Claim 1 (of both patents) requires that a message be generated “if a pollution level exceeding a predetermined threshold is detected”. In principle, if the detectors are polled at regular (or random) intervals, they would not infringe this patent. Thus this patent might have no effect on systems that monitor continuously. However, if the purpose is to warn of sudden rises in pollution, this is a problem.

One other workaround might be to use changing thresholds; several threshold values are stored in a central computer, and the pollution sensors get updated threshold values every now and then. (Note that this makes no practical sense whatsoever. But if the alternative is to spend years in litigation, it might be the less insane solution).

Claim 13 refers to a “pollution monitoring management controller”. Such a centralized controller is also evident in all the Figures. If the information management is completely distributed, so that there is no central controller facility, then the patent should be severely weakened. However, litigation is still probably possible.

[Addendum 13.8.2012 1405 UTC: A reader pointed to another way to circumvent this. Since the term “pollution” is not actually defined in the patent, one might work around the patent by steadfastly claiming that the sensors are not “pollution sensors”. Rather, they could for example simply be called “gas sensors” or just “detectors for determining the composition of the air”. Insane? Yes, but it might work. Please keep these ideas coming!] 

SECTION 3: TECHNICAL ANALYSIS: SYSTEM GAMING?

There is something interesting about the 2001 patent, which looks like a boring technical detail but may reveal a lot. On any patent document’s first page, there is a section called “References cited” which lists patents that are related to the subject area (either found by the inventor, or by the patent examiner). They are, in effect, proof that the inventor knows what other people have invented, but has invented something different. Typically there will be  20-30 such references.

On the 2001 patent, there are more than four pages of references, double columns, small text. More than 500 references. I don’t recall seeing anything like this. I am not even sure what it exactly means. Most of the references seem to have been made by the drafting patent attorney, with only a few added by the examiner.

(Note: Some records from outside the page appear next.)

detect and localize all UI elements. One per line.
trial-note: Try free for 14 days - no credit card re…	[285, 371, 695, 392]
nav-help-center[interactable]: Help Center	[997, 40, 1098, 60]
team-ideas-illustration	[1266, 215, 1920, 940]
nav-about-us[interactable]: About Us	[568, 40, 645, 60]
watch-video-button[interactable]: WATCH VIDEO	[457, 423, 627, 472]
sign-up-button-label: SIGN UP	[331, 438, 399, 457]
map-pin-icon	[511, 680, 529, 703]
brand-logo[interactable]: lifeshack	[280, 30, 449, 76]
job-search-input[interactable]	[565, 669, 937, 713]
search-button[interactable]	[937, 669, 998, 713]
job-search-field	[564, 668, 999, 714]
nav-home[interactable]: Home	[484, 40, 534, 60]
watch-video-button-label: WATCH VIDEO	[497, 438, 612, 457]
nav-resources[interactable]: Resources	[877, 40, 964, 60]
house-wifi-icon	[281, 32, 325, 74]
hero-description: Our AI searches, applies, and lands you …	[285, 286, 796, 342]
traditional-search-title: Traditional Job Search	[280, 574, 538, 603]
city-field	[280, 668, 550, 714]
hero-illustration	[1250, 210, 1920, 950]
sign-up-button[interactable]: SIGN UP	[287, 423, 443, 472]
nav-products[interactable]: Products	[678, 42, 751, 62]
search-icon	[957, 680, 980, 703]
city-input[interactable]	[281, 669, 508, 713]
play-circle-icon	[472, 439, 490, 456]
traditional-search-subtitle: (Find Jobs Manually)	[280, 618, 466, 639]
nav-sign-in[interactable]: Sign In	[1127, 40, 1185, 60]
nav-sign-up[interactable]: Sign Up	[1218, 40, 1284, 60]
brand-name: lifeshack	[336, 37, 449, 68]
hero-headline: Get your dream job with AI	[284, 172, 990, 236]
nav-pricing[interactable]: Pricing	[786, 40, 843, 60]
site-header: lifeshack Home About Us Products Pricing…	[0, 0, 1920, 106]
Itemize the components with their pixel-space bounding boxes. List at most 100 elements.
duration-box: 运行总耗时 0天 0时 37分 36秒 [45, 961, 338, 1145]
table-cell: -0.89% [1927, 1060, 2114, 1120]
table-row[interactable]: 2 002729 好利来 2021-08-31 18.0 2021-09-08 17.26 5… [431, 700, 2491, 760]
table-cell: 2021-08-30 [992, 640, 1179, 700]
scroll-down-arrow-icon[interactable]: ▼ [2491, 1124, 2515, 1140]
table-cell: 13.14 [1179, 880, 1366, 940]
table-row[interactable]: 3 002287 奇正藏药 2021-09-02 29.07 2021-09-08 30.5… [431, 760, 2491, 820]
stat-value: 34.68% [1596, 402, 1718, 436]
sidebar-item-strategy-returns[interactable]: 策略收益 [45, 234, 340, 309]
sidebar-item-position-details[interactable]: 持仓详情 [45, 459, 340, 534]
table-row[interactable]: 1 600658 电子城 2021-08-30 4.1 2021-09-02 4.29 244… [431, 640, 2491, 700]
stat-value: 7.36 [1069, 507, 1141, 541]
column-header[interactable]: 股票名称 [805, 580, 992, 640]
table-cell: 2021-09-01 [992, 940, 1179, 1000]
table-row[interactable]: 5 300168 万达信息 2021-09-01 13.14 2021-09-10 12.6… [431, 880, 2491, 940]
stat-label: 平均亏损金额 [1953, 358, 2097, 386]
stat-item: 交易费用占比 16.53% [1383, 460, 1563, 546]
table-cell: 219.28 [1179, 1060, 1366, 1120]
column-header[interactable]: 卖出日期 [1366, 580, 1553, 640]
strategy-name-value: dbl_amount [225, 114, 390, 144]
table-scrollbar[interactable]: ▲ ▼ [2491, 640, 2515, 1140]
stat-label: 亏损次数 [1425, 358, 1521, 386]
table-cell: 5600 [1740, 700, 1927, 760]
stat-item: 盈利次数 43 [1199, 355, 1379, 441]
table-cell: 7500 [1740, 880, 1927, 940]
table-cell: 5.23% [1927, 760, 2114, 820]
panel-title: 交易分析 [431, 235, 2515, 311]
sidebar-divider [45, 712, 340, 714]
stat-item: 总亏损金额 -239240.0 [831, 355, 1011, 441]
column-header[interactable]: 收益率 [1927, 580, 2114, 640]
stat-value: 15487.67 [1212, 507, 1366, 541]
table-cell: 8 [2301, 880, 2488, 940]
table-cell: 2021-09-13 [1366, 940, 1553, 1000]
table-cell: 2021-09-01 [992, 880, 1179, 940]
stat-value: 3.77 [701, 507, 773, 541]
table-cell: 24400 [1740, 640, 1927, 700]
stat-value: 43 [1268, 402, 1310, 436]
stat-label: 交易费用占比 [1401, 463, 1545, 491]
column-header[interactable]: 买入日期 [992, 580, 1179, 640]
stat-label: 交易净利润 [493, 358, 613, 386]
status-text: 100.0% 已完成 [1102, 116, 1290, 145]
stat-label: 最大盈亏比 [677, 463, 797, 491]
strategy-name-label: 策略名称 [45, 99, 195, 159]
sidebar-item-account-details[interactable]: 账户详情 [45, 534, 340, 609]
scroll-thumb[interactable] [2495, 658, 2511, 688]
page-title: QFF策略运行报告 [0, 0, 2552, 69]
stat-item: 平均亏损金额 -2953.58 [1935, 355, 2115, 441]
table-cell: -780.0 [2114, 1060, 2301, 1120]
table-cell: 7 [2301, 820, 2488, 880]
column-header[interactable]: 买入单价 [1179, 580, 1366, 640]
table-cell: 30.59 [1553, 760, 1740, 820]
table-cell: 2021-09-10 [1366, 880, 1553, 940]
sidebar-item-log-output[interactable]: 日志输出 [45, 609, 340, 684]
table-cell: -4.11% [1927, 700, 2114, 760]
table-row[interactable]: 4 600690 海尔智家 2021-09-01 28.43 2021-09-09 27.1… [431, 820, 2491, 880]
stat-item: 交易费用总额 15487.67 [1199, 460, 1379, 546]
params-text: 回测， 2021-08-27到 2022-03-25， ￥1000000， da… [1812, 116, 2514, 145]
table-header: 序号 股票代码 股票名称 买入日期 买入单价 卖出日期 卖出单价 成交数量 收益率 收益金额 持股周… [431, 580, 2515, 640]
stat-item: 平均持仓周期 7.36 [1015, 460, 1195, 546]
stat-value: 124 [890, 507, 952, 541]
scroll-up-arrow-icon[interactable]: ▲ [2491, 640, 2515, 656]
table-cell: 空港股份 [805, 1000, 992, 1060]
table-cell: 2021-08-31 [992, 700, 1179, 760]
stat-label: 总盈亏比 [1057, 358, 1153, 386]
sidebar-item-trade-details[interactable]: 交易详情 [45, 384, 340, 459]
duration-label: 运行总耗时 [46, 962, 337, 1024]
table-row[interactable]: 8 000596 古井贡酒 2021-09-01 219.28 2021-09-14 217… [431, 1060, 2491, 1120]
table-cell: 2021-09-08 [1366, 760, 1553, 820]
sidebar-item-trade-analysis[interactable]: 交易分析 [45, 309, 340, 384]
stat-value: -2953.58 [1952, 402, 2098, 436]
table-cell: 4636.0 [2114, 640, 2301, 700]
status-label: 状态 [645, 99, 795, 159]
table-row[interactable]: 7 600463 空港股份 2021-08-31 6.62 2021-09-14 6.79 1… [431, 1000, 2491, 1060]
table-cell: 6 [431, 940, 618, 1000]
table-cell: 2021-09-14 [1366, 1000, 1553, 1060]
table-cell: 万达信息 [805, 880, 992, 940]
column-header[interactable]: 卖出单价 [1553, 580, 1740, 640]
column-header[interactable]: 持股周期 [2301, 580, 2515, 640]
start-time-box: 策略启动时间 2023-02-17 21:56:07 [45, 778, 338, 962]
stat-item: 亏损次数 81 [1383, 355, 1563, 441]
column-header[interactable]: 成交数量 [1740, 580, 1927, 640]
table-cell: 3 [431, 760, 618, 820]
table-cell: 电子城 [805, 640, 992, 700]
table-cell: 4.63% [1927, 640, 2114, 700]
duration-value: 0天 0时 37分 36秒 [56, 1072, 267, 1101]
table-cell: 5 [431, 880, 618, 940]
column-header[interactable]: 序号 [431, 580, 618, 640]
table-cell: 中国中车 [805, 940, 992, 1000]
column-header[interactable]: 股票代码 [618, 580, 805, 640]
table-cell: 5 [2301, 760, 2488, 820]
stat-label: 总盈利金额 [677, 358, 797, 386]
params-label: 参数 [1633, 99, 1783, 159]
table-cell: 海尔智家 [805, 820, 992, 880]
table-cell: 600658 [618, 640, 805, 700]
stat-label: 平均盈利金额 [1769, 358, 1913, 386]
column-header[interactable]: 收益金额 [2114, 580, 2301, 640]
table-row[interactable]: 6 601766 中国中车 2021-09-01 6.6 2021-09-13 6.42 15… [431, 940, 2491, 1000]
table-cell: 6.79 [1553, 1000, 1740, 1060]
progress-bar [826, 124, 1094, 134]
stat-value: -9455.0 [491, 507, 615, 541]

I have no idea what actually happened during this seven-year-long patent process, but I will try to imagine a scenario.  Patent examiners work under serious time pressure (see for example Wolinsky 2010). I have heard a rumor that examiners have only two hours to process an application, but haven’t been able to find reliable references. Two hours is almost nothing, and if true, it really makes the system a lottery.

If I wanted to get a spurious patent through, I might submit an application with 500 references, without specifying at all how the references actually relate to the patent. That makes it look as if I have done serious research before filing, and makes it difficult for the examiner to reject it outright. There is no realistic way for the examiner to go through even a small part of the references, yet he has to make a judgment. It is basically spamming the examiner.

The 2008 patent has less than 100 cited references, but nine of these refer to USPTO decisions made in 2009 on other patents. I don’t have the competence to even speculate what exactly has been going on behind the scenes, but obviously something has.

The time from filing to granting of the 2008 patent was less than two years, which is very short (in comparison, it took seven years for the 2001 patent). Perhaps the process was speeded up by the fact that the 2008 patent is a continuation of the 2001 patent. Hence a lighter prior art examination was considered adequate. If so, this also points to a weakness in the system: once a spurious patent has been granted, it is easier to churn out new spurious patents based on the first one.

I wish I had less reason to feel cynical about this, but I don’t. Patents like this make me feel that my Trolling on the human rights essay is not dystopian at all. It is simply a description of our future.